With other aspects of education and society changing so rapidly, this is not the time to be conservative in our view of secondary school structures.

Tomorrow I will conclude by discussing the last paragraph of my excerpt from Secretary Duncan's speech, and will convey some of those interesting work that has been done on identifying the competences required for thriving in the 21st century along with a very interesting initiative of France to assess their acquisition.   

Friday, December 7, 2012

Opening Up a Discussion of Secretary Duncan's Remarks to the Inter-American Development Bank

Secretary of Education Arne Duncan has recently delivered an interesting speech to the Inter-American Development Bank that deserves more discussion than it has generated. At the end of the speech, he invites the leaders present to discuss his presentation, and although I wasn't invited, I'm going to join in anyway.

For me the most interesting part of the speech is probably the section just before he begins closing with (well deserved) complimentary remarks on the rebuilding of Haiti's educational system. What follows is a much longer quotation than I usually excerpt, but the matter is vital:

"I talk a lot about the economic value and the personal freedom that a world-class education provides. But I absolutely reject the distinction between preparing students to be career-ready, with employability skills, and preparing students to be global, well-rounded citizens, with critical thinking skills.

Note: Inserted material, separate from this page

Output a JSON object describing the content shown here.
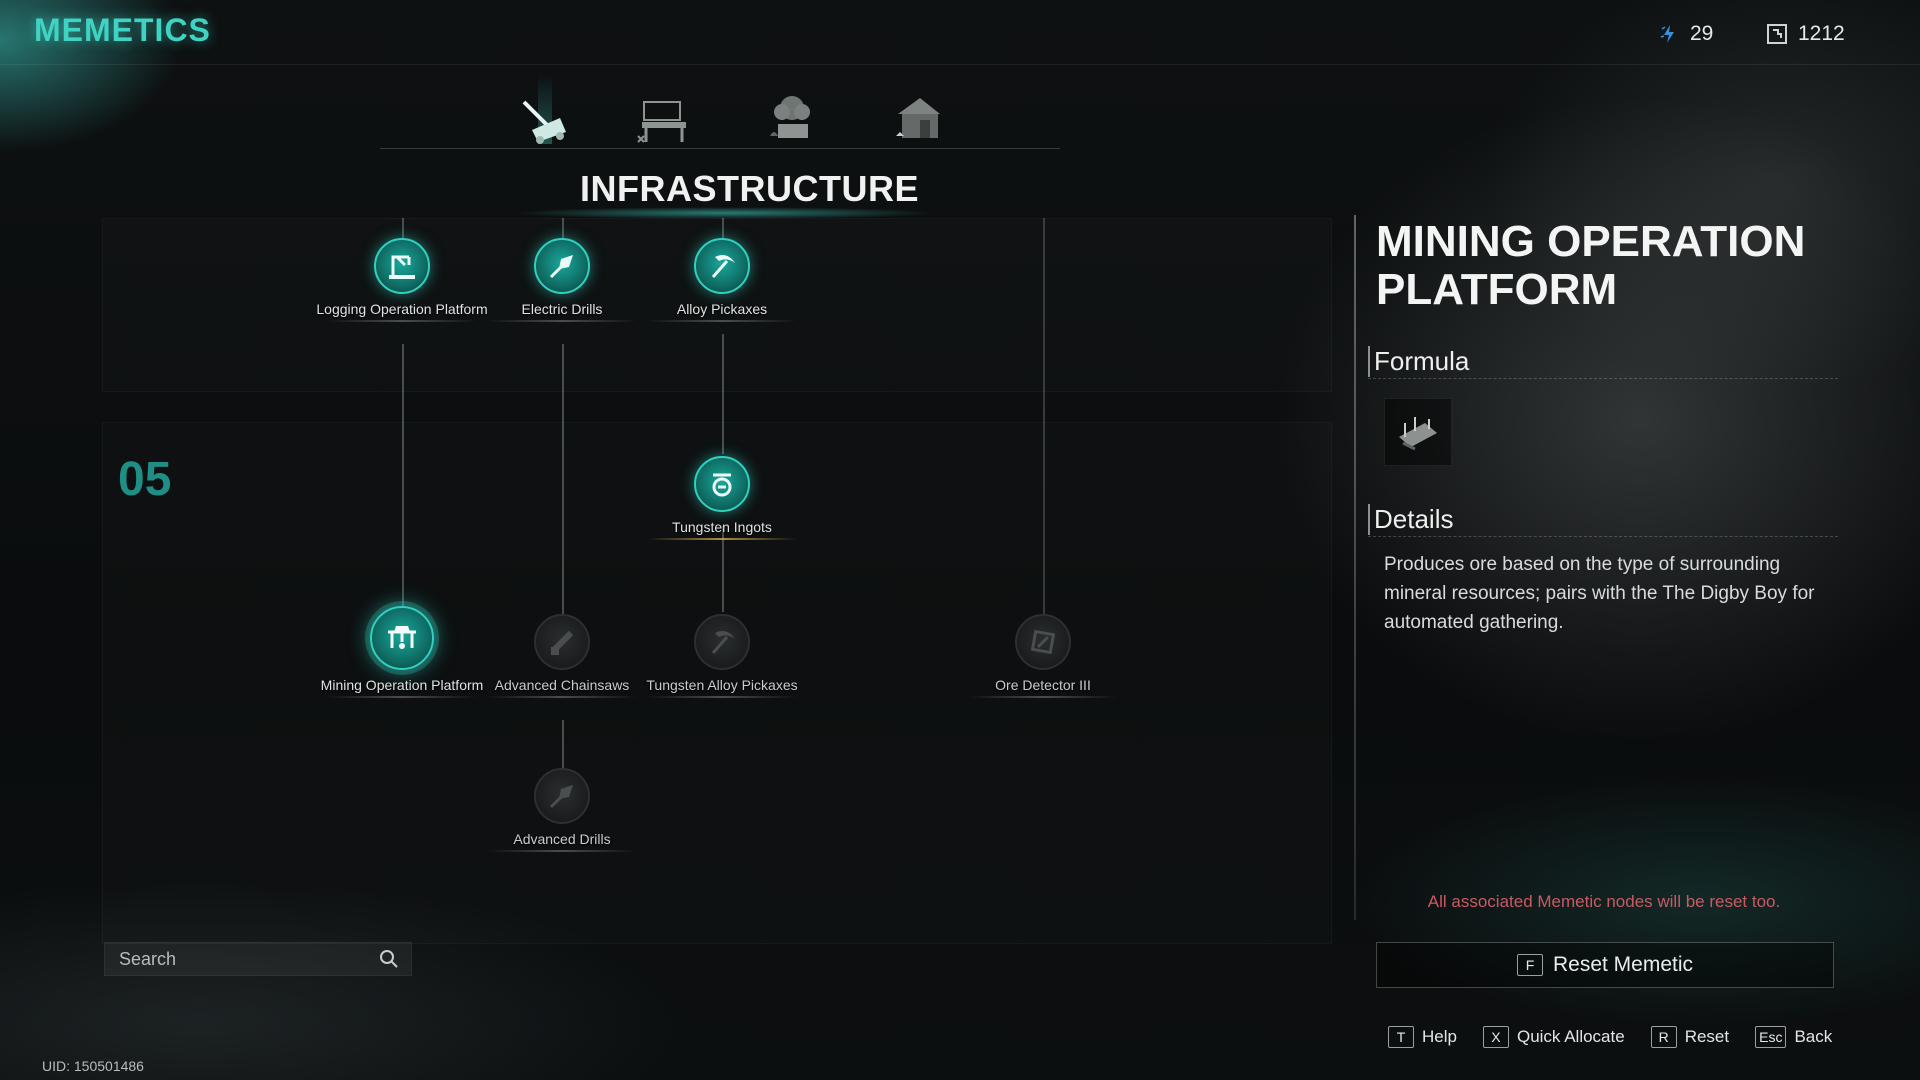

"I believe that is a false choice. In fact, I belief there is a happy convergence between the career skills needed to succeed in a knowledge-based economy and the citizenship skills and global competencies needed to participate in modern democracy and civil society.

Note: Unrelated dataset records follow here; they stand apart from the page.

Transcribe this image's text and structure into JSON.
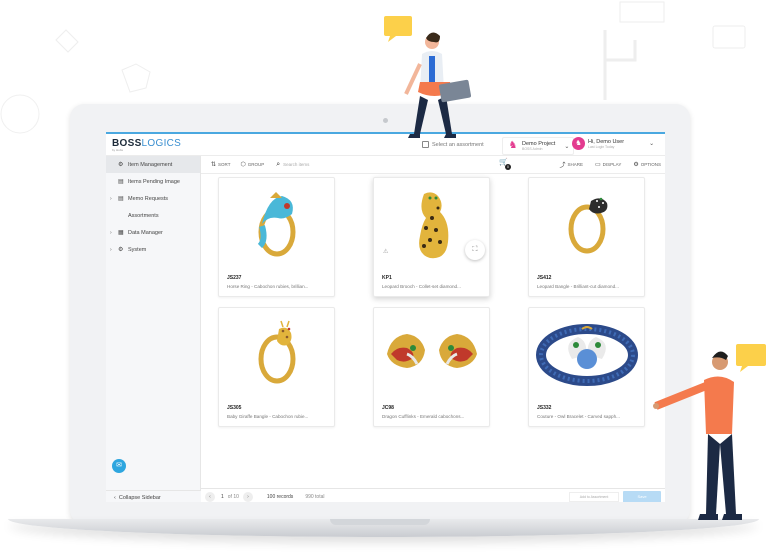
{
  "brand": {
    "logo_bold": "BOSS",
    "logo_light": "LOGICS",
    "logo_sub": "by Hubs"
  },
  "header": {
    "assortment_label": "Select an assortment",
    "project_name": "Demo Project",
    "project_sub": "BOSS Admin",
    "user_name": "Hi, Demo User",
    "user_sub": "Last Login Today"
  },
  "sidebar": {
    "items": [
      {
        "label": "Item Management",
        "icon": "gear-icon",
        "has_arrow": false,
        "active": true
      },
      {
        "label": "Items Pending Image",
        "icon": "document-icon",
        "has_arrow": false,
        "active": false
      },
      {
        "label": "Memo Requests",
        "icon": "document-icon",
        "has_arrow": true,
        "active": false
      },
      {
        "label": "Assortments",
        "icon": "",
        "has_arrow": false,
        "active": false
      },
      {
        "label": "Data Manager",
        "icon": "clipboard-icon",
        "has_arrow": true,
        "active": false
      },
      {
        "label": "System",
        "icon": "gear-icon",
        "has_arrow": true,
        "active": false
      }
    ],
    "collapse_label": "Collapse Sidebar"
  },
  "toolbar": {
    "sort_label": "SORT",
    "group_label": "GROUP",
    "search_placeholder": "Search items",
    "cart_count": "0",
    "share_label": "SHARE",
    "display_label": "DISPLAY",
    "options_label": "OPTIONS"
  },
  "items": [
    {
      "code": "JS237",
      "description": "Horse Ring - Cabochon rubies, brillian..."
    },
    {
      "code": "KP1",
      "description": "Leopard Brooch - Collet-set diamond..."
    },
    {
      "code": "JS412",
      "description": "Leopard Bangle - Brilliant-cut diamond..."
    },
    {
      "code": "JS305",
      "description": "Baby Giraffe Bangle - Cabochon rubie..."
    },
    {
      "code": "JC98",
      "description": "Dragon Cufflinks - Emerald cabochons..."
    },
    {
      "code": "JS332",
      "description": "Couture - Owl Bracelet - Carved sapph..."
    }
  ],
  "footer": {
    "page": "1",
    "of_pages": "of 10",
    "records": "100 records",
    "total": "990 total",
    "add_to_assortment": "Add to Assortment",
    "save_label": "Save"
  },
  "colors": {
    "accent": "#2ea6df",
    "brand_pink": "#e33b8f",
    "shirt_orange": "#f47a4d",
    "note_yellow": "#fcd04a"
  }
}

"Employers today want graduates who have the ability to adapt, innovate, synthesize data, and communicate effectively. They want employees who can both learn independently and work in teams. But many of those same traits—knowing how to ask good questions, working collaboratively with others to solve problems, and appreciating diversity—are also clearly invaluable for participation in civil society.

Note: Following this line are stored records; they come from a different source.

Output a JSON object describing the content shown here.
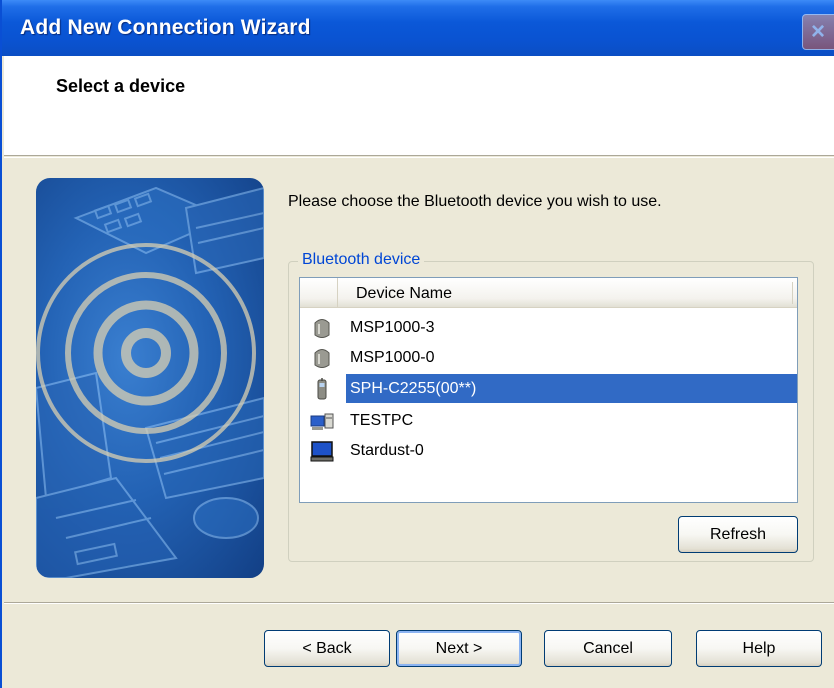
{
  "window": {
    "title": "Add New Connection Wizard",
    "close_glyph": "×"
  },
  "header": {
    "title": "Select a device"
  },
  "content": {
    "instruction": "Please choose the Bluetooth device you wish to use.",
    "group_label": "Bluetooth device",
    "list": {
      "column_header": "Device Name",
      "items": [
        {
          "label": "MSP1000-3",
          "icon": "headset-icon",
          "selected": false
        },
        {
          "label": "MSP1000-0",
          "icon": "headset-icon",
          "selected": false
        },
        {
          "label": "SPH-C2255(00**)",
          "icon": "phone-icon",
          "selected": true
        },
        {
          "label": "TESTPC",
          "icon": "desktop-computer-icon",
          "selected": false
        },
        {
          "label": "Stardust-0",
          "icon": "monitor-icon",
          "selected": false
        }
      ]
    },
    "refresh_label": "Refresh"
  },
  "footer": {
    "back_label": "< Back",
    "next_label": "Next >",
    "cancel_label": "Cancel",
    "help_label": "Help"
  },
  "colors": {
    "titlebar": "#0a53d2",
    "selection": "#316ac5",
    "group_label": "#0046d5",
    "dialog_bg": "#ece9d8"
  }
}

"In fact, these are global competencies that we should want for all our students. A student with a world-class education should be able to use their knowledge and skills to investigate the world beyond their immediate environment, recognize other's perspectives, and communicate their ideas effectively to diverse audiences."

This is thoughtful, praiseworthy prose, and although I think  the secretary continues to draw the wrong conclusion from his premises, they (and much else in the speech) certainly deserve a response from those of us who believe that current policy is requiring too many students to stay in school for too long, and is hurting those it intends to help. I will explain my reasoning beginning tomorrow.